Metropolitan News-Enterprise

Thursday, March 23, 2006

 

Page 1

 

Judge Admits He Drove Drunk, Sought Preferential Treatment

 

By KENNETH OFGANG, Staff Writer

 

A Riverside Superior Court judge who pled no contest to drunk driving charges last fall has admitted that he violated rules of judicial ethics by trying to persuade police to release him because of his office.

In a formal reply filed on his behalf by his attorney, Edward George, Judge Bernard J. Schwartz, 45, said the allegations filed against him by the Commission on Judicial Performance were true.

The commission last month charged Schwartz with two counts of willful misconduct, the most serious level of misconduct under the commission’s procedures, based upon the incident that occurred in Pismo Beach last July.

Breath Test

Schwartz acknowledged the conduct to which he entered his plea, driving with a blood alcohol level shown by a breath test to be either .17 or .18 percent, more than twice the legal threshold.

He also admitted that he “repeatedly attempted to avoid being arrested and incarcerated and to other otherwise receive preferential treatment” based on his office.

After twice swerving across double solid lines on the road, Schwartz was stopped and, when asked to take a test for alcohol, asked “Did you run my license yet?” When the officer responded in the negative, the commission said, Schwartz suggested that he do so “and then we can talk.”
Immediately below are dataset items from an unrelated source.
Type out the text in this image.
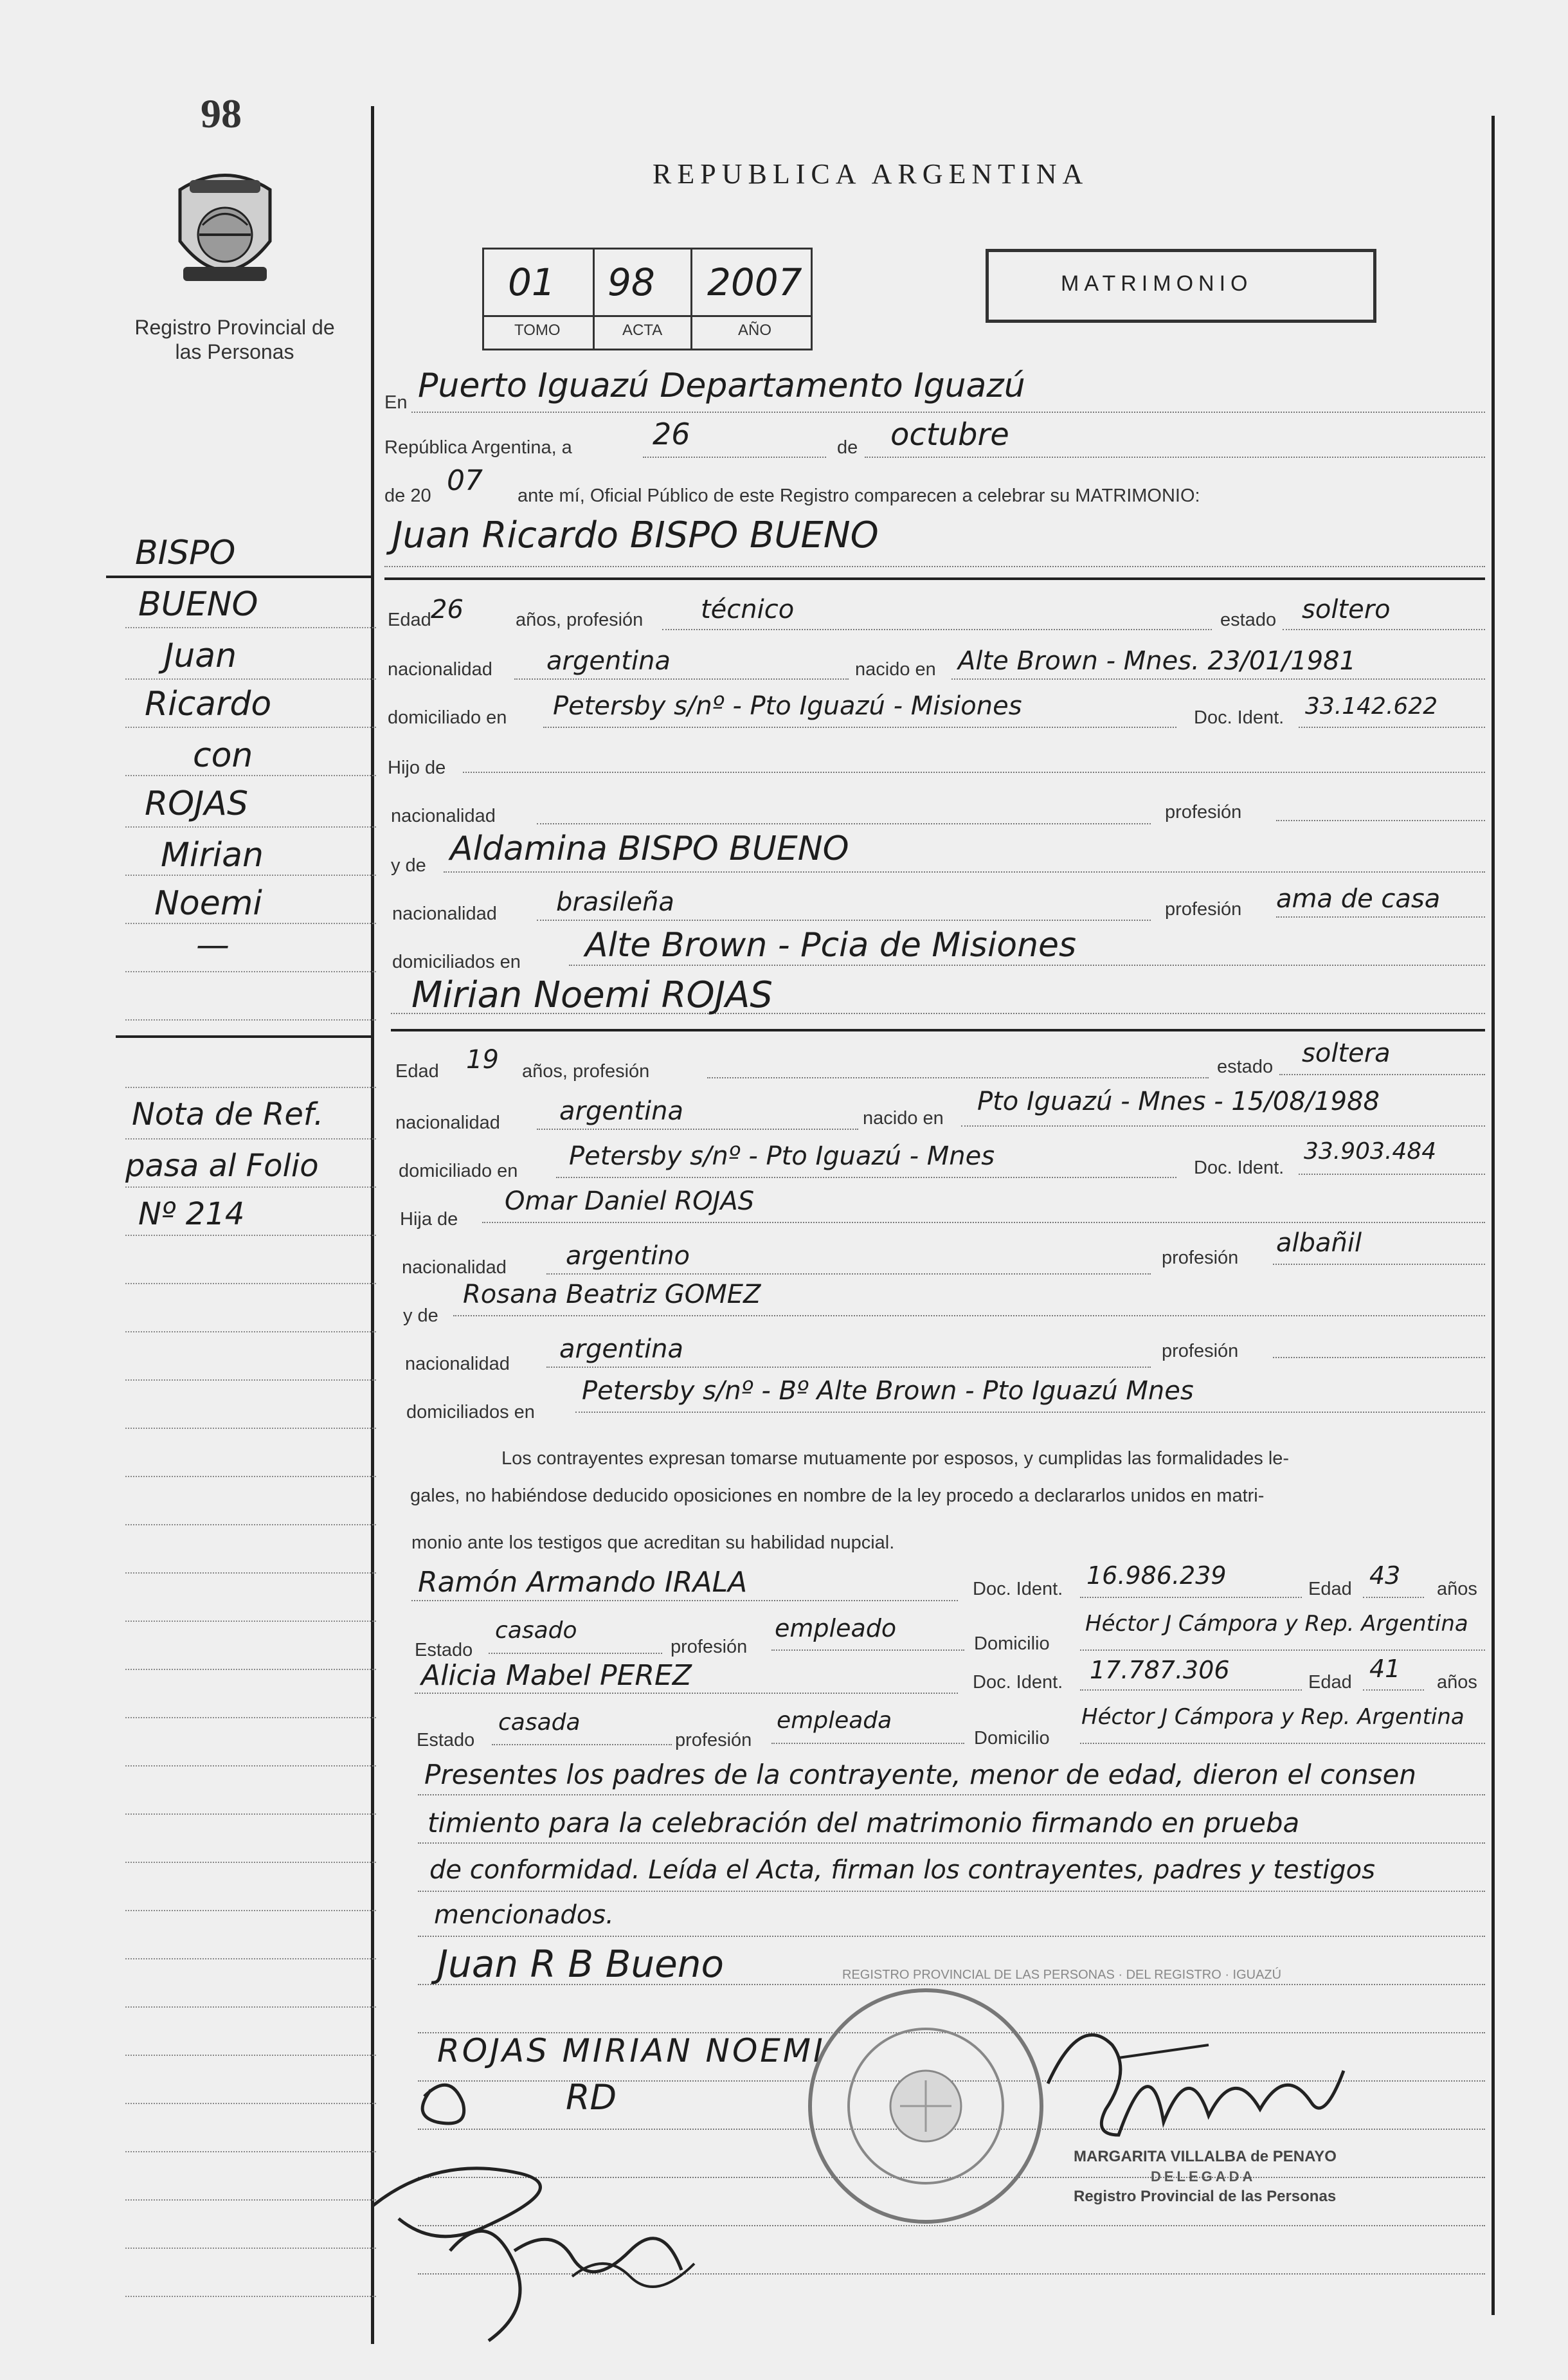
98
Registro Provincial de las Personas
BISPO
BUENO
Juan
Ricardo
con
ROJAS
Mirian
Noemi
—
Nota de Ref.
pasa al Folio
Nº 214
REPUBLICA ARGENTINA
01 98 2007
TOMO	ACTA	AÑO
MATRIMONIO
En Puerto Iguazú Departamento Iguazú
República Argentina, a	26	de octubre
de 20 07 ante mí, Oficial Público de este Registro comparecen a celebrar su MATRIMONIO:
Juan Ricardo BISPO BUENO
Edad 26	años, profesión técnico	estado soltero
nacionalidad argentina	nacido en Alte Brown - Mnes. 23/01/1981
domiciliado en Petersby s/nº - Pto Iguazú - Misiones	Doc. Ident. 33.142.622
Hijo de
nacionalidad	profesión
y de Aldamina BISPO BUENO
nacionalidad brasileña	profesión ama de casa
domiciliados en Alte Brown - Pcia de Misiones
Mirian Noemi ROJAS
Edad 19 años, profesión	estado soltera
nacionalidad argentina	nacido en
Pto Iguazú - Mnes - 15/08/1988
domiciliado en Petersby s/nº - Pto Iguazú - Mnes	Doc. Ident.
33.903.484
Hija de
Omar Daniel ROJAS
nacionalidad argentino	profesión albañil
y de
Rosana Beatriz GOMEZ
nacionalidad argentina	profesión
domiciliados en
Petersby s/nº - Bº Alte Brown - Pto Iguazú Mnes
Los contrayentes expresan tomarse mutuamente por esposos, y cumplidas las formalidades le-
gales, no habiéndose deducido oposiciones en nombre de la ley procedo a declararlos unidos en matri-
monio ante los testigos que acreditan su habilidad nupcial.
Ramón Armando IRALA	Doc. Ident. 16.986.239	Edad 43 años
Estado
casado
profesión
empleado
Domicilio
Héctor J Cámpora y Rep. Argentina
Alicia Mabel PEREZ	Doc. Ident. 17.787.306	Edad 41 años
Estado
casada
profesión
empleada
Domicilio
Héctor J Cámpora y Rep. Argentina
Presentes los padres de la contrayente, menor de edad, dieron el consen
timiento para la celebración del matrimonio firmando en prueba
de conformidad. Leída el Acta, firman los contrayentes, padres y testigos
mencionados.
Juan R B Bueno
ROJAS MIRIAN NOEMI
RD
REGISTRO PROVINCIAL DE LAS PERSONAS · DEL REGISTRO · IGUAZÚ
MARGARITA VILLALBA de PENAYO
DELEGADA
Registro Provincial de las Personas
When the officer asked if Schwartz was claiming to be a police officer, the jurist responded, “No, I’m a judge.”

When informed that his test results showed that he was well over the limit, Schwarz suggested that he be allowed to simply return to the hotel where he was spending the weekend.

When the officer told him several times that he had to treat the judge in an “unbiased” manner, Schwartz told him that this was impairing the judge’s career because he would have to report himself to the CJP and was also up for re-election in 2006.

The officer, the CJP said, responded that “if I let you go, it could impair my career,” but the judge continued to ask if he could simply go back to his hotel.

Eventually, Schwarz was taken to the police station and told that he would be held in custody until the next morning unless his wife, who was several hours away, could pick him up. When he asked if he could speak to a local judge, he was told that he could not “because you are a citizen of the State of California and we’re treating you like a everybody else.”

‘No Professional Courtesy’

After another request to speak to a judge failed, he told the police that “there is no professional courtesy here anymore” and used vulgarity.

Schwartz was the second judge this year charged by the CJP with attempting to use the office to avoid a drunk driving arrest. Sonoma Superior Court Judge Elaine Rushing, in a response filed earlier this month, admitted having been drunk when police arrested her as she drove home from a friend’s house, but denied seeking special treatment based on her office.

Schwartz was named a judge by then-Gov. Gray Davis in October 2003. He was a Riverside Superior Court commissioner from 2000 until his appointment to the judgeship. He is unopposed for re-election.

He was a partner in Johnston and Schwartz, specializing in criminal defense, at the time of his appointment as commissioner and was previously a Riverside deputy public defender. He earned his law degree at McGeorge School of Law.